Che ne so io della coerenza di una nutria? E se cambia idea? E se fosse solo una moda quella di dire “No, non mangio esseri umani?”.
Mio marito mi strappa alle mie riflessioni appoggiando sul pontile una tavoletta di legno che dalla barca va al pontile. Sarà larga una ventina di centimetri. Lo osservo.
– Ecco, sali.
Non scherziamo. Io ho il quarantuno di piede. Peso un po’meno di sessanta chili. Non faccio il funambolo di mestiere. Non posso salire su quella tavoletta di legno legata alla barca da due nodini insulsi! Nemmeno la nutria potrebbe salire con quell’affare!
Mio marito mi guarda paziente e attende. Anche la nutria, ferma in mezzo al fiume, attende il suo pasto.
Valuto le ipotesi. Scappare, svenire, strisciare di pancia. Non so decidermi. Così mentre mio marito mi tende una mano mi avventuro. La nutria sta col fiato sospeso.
Un piede dopo l’altro arrivo sull’oggetto semovente, con un balzo sgraziato sono a bordo, picchio lo zigomo su una sbarra di metallo, inciampo in una specie di grande volante e picchio la fronte su una sbarra orizzontale, messa a casaccio nel mezzo della barca.
– Hai visto che ce l’hai fatta? Tutto a posto? Ti sei fatta male da qualche parte?
La domanda corretta è se NON mi sono fatta male da qualche parte.
L’oggetto semovente continua ad oscillare pericolosamente, forse non è abituato ad un peso come il mio. Guardo malinconicamente il pontile che ho appena lasciato. Sono in balia dei flutti. La nutria si allontana indispettita, è evidente che oggi dovrà accontentarsi di un menu vegetariano.
Mio marito sorride imperterrito.
– Potresti aiutarmi con le cime? Ti devo spiegare come farle passare dalle bocche di granchio e metterle attorno alle bitte negli ormeggi. Poi ti faccio vedere la barca.

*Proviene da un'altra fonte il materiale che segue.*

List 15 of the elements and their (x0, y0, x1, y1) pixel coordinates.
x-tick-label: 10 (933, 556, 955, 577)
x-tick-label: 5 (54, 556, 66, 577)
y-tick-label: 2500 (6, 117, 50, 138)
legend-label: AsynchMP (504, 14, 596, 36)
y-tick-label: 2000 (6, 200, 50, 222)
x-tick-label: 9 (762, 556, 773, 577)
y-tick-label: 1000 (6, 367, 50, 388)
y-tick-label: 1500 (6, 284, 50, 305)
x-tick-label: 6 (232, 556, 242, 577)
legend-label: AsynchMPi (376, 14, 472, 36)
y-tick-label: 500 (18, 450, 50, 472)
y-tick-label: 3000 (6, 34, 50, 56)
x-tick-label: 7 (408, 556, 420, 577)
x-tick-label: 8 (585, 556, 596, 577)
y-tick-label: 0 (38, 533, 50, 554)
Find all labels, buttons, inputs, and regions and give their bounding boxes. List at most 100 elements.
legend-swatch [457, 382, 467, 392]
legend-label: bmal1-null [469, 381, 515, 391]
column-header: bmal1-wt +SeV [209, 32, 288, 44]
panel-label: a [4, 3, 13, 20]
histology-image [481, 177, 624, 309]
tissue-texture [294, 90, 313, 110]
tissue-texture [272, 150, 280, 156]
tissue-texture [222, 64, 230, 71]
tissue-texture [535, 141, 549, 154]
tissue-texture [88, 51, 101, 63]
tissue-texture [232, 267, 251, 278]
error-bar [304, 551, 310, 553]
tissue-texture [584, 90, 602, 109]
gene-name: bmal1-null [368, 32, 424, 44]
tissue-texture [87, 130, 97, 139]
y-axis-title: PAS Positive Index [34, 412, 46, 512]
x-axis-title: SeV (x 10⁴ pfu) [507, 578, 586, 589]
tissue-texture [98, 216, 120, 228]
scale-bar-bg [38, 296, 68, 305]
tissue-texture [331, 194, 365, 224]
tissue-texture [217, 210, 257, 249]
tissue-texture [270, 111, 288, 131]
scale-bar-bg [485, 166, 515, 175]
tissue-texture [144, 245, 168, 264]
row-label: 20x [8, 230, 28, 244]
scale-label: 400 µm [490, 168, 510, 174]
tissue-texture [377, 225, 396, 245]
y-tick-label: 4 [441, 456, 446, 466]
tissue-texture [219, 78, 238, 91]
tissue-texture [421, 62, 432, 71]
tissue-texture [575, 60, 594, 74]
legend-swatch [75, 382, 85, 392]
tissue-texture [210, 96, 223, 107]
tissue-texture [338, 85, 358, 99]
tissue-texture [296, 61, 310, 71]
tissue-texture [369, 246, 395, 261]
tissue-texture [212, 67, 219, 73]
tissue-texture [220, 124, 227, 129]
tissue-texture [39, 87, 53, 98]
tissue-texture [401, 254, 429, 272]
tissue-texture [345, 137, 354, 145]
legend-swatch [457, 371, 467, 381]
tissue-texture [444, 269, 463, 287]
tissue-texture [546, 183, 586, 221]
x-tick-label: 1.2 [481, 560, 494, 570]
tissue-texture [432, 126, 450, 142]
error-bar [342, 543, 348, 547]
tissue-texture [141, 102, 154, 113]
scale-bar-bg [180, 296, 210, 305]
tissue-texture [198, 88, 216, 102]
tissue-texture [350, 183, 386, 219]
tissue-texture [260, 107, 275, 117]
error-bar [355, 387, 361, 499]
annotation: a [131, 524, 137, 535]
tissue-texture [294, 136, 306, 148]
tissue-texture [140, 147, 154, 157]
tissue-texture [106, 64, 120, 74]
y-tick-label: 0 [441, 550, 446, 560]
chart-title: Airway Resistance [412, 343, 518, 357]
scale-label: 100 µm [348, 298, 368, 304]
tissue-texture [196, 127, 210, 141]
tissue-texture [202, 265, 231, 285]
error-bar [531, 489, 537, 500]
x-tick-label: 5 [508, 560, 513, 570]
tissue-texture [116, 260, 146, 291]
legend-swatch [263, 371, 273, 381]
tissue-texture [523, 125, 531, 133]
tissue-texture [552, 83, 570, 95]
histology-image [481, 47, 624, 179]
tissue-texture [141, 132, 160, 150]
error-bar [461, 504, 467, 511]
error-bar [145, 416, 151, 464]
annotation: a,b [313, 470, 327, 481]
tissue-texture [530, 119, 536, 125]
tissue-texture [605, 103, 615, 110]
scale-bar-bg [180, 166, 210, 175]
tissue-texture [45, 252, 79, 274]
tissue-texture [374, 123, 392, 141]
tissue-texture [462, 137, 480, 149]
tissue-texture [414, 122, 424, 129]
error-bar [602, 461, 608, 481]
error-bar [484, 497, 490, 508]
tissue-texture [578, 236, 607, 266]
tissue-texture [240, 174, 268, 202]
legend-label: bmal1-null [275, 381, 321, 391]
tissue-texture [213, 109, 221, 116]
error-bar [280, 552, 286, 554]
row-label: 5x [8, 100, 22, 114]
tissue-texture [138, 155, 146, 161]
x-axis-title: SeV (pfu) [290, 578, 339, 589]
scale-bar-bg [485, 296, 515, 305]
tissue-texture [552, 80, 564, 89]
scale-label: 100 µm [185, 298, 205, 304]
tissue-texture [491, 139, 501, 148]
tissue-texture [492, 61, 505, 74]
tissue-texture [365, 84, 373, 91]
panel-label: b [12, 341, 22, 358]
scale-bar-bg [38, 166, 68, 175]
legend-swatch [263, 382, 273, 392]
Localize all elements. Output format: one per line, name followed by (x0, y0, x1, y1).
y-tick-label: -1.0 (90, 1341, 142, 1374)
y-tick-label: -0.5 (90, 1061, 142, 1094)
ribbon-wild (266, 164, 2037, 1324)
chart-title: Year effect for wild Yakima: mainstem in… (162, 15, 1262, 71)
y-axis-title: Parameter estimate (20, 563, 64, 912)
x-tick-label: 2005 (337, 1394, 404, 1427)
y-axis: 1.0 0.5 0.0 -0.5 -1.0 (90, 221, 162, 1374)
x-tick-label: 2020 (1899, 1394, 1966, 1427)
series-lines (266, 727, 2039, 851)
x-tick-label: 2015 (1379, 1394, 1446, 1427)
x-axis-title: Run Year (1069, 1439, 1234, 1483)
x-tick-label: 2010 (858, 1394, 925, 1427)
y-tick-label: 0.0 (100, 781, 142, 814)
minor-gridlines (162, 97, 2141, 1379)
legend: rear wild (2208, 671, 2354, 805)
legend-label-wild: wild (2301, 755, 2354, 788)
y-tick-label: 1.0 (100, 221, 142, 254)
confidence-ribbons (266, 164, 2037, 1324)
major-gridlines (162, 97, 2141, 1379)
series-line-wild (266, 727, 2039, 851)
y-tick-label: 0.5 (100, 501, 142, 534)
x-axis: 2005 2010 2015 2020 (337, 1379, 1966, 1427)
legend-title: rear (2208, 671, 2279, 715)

La botta in testa deve avermi causato dei danni irreparabili al cervello. Non ho idea di cosa stia dicendo. Riesco a formulare un unico pensiero.
Fatemi scendere.
Viviana Capurso
Assegnista di ricerca presso l’Università di Udine, viaggiatrice priva di senso dell’orientamento e cuoca scarsa, ancora non ha deciso cosa farà per cena. Per lavoro scrive articoli che nessuno legge, nel tempo libero cerca il riscatto. Cresciuta sulla terraferma ambirebbe a restarvi. Costretta a salire su un oggetto oscillante ha un fitto dialogo con le bocche di granchio, armeggia ma non ormeggia, osteggia gli osteriggi. Teme le nutrie convertite alla dieta onnivora, gli algidi marinai croati e i fiocchi che non siano sui pacchetti. Dell’oggetto oscillante non ha ancora capito a cosa serve quel grande volante, la miriade di cordine colorate e quelle tendine triangolari appese a un palo. Soffre il mal di movimento e nella vita aveva una sola certezza, voleva stare alla larga dal mare.